There is one way to find out. Make them do it. That is why the last lab of the semester in Physiology is the creation of a lie detector. Everyone has heard of a polygraph and most have seen the archaic strip chart recorder pens twitching reassuringly as the murderer tries to cover his crime on TV. A polygraph is really a physiograph measuring several physiological events at once, including heart rate, respiratory rate, blood volume and a sweating response such as Galvanic Skin Response (GSR). My students had done each of these things throughout the semester as individual labs with their system. Now it was time to put them all together and demonstrate the abilities (or inabilities) of a polygraph and the students’ abilities as physiologists. Left with a computer, amplifier, several drawers of transducers and enough wires to acquire a grant in modern art, most are initially stymied. But, aren’t we all? Don’t we spend hours trying to make things work? Isn’t that what real science is all about?

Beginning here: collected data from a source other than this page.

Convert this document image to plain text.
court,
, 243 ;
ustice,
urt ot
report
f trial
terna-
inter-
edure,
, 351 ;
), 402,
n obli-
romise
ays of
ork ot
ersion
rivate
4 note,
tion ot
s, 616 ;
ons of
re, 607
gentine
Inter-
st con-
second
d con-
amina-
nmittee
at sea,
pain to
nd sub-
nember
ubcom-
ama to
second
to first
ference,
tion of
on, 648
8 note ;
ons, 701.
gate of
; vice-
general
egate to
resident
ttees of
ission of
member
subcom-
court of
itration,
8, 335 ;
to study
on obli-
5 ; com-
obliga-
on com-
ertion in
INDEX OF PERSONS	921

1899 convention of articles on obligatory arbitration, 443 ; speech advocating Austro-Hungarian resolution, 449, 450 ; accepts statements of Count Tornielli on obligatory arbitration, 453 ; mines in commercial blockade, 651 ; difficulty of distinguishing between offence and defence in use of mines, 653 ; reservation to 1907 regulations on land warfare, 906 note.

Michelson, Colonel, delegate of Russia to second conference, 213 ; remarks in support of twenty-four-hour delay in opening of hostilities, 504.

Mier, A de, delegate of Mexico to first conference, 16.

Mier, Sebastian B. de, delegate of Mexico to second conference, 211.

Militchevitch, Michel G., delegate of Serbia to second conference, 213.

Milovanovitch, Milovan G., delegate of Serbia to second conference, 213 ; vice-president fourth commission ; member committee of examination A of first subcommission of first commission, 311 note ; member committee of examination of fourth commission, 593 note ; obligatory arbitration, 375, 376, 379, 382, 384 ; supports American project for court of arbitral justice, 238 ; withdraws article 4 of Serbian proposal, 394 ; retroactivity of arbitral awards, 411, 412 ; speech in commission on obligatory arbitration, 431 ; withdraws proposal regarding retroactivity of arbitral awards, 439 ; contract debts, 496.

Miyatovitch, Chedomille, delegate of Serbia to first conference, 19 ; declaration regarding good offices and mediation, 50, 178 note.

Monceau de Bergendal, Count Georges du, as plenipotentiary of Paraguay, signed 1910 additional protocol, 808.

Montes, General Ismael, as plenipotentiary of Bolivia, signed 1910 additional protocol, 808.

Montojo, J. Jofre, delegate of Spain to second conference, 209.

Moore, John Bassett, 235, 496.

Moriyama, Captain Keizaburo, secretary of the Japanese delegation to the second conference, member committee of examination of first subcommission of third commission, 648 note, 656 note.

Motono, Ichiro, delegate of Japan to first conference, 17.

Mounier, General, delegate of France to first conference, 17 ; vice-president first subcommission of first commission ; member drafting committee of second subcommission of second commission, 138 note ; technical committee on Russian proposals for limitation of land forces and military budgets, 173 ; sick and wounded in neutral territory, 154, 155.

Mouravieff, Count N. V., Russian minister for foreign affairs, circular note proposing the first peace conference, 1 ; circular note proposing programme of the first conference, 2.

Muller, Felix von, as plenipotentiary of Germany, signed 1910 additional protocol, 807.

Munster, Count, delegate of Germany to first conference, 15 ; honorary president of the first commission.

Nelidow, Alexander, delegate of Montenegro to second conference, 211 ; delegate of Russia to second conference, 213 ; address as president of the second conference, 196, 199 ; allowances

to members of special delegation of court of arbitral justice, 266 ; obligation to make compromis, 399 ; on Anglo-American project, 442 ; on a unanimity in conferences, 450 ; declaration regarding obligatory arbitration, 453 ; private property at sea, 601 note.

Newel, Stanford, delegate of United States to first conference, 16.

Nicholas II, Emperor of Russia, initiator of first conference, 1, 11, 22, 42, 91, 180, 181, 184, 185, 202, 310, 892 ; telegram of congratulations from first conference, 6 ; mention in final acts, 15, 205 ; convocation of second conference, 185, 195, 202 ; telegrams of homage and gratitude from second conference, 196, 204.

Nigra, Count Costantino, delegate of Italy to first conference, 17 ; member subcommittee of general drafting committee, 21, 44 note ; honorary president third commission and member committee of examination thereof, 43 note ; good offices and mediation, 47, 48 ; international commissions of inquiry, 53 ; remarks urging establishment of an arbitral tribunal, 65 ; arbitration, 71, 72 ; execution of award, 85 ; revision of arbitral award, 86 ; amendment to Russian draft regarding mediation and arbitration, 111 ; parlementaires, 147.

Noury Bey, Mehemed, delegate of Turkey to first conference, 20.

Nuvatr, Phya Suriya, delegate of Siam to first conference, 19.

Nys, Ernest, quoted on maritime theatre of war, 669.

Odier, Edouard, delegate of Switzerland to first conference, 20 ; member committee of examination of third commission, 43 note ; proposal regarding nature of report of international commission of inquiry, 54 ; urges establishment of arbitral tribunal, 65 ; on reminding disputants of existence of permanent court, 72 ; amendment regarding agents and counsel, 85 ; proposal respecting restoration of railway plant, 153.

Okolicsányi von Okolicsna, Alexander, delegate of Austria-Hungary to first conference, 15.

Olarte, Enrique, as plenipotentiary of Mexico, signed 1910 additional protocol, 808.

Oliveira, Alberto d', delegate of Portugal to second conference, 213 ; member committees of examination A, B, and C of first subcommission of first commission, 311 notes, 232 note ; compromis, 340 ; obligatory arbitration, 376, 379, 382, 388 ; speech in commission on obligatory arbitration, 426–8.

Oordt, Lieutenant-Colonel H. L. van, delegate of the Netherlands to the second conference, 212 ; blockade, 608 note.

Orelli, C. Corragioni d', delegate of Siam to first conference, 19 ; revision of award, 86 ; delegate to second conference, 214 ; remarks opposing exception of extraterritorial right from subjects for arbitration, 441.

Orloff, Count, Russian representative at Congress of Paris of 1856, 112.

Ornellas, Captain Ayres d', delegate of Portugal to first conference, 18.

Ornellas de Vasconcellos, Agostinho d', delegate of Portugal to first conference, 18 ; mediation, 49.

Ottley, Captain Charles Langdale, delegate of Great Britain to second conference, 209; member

The truth is that in “real life” we rarely follow a protocol and compare our results to what is expected, blaming human error if our data are at all different. Science is not about following a list of instructions; it is about trial and error (and much more error than we ever expected). That process is reduced if we truly understand the mechanisms of the system on which we are working and sometimes we are forced into that knowledge simply because we must find a way to make it work. In reality, creativity, ingenuity, interpretation, and troubleshooting are far more resourceful skills than being able to read and follow directions. It may be to everyone’s benefit to try and fail in order to better understand the inner workings of laboratory techniques. Teachers hate to see their students fail, but it is better to witness that as a part of their education rather than as a result of it.